Can any concurrent expert explain in ConcurrentHashMap, which concurrent features improved comparing with which in previous JDKs
Well, the ConcurrentHashMap
has been entirely rewritten. Before Java 8, each ConcurrentHashMap
had a “concurrency level” which was fixed at construction time. For compatibility reasons, there is still a constructor accepting such a level though not using it in the original way. The map was split into as many segments, as its concurrency level, each of them having its own lock, so in theory, there could be up to concurrency level concurrent updates, if they all happened to target different segments, which depends on the hashing.
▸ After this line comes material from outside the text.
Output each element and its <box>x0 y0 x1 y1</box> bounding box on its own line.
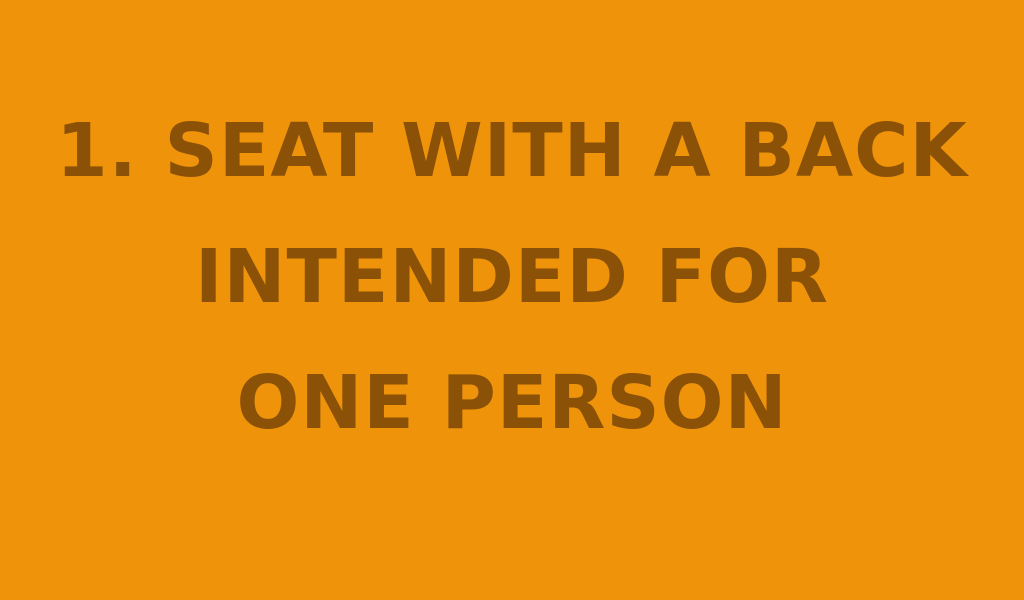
clue-line-3: ONE PERSON <box>236 360 788 446</box>
clue-text <box>0 88 1024 466</box>
clue-line-1: 1. SEAT WITH A BACK <box>56 108 968 194</box>
clue-line-2: INTENDED FOR <box>194 234 830 320</box>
In Java 8, each hash bucket can get updated individually, so as long as there are no hash collisions, there can be as many concurrent updates as its current capacity. This is in line with the new features like the compute
methods which guaranty atomic updates, hence, locking of at least the hash bucket which gets updated. In the best case, they lock indeed only that single bucket.
Further, the ConcurrentHashMap
benefits from the general hash improvements applied to all kind of hash maps. When there are hash collisions for a certain bucket, the implementation will resort to a sorted map like structure within that bucket, thus degrading to a O(log(n))
complexity rather than the O(n)
complexity of the old implementation when searching the bucket.
I think there are several changes compared with JDK7:
- Lazy initialization: in JDK8, the memory used for each segment is allocated only when some entity is added to the map. In JDK7,this is done when the map is created.
- Some new function is added in JDK8 like forEach, reduce, search etc.
- Inner structure change : the TreeBin (red-black tree) is used in jdk8 to improve the search efficiency.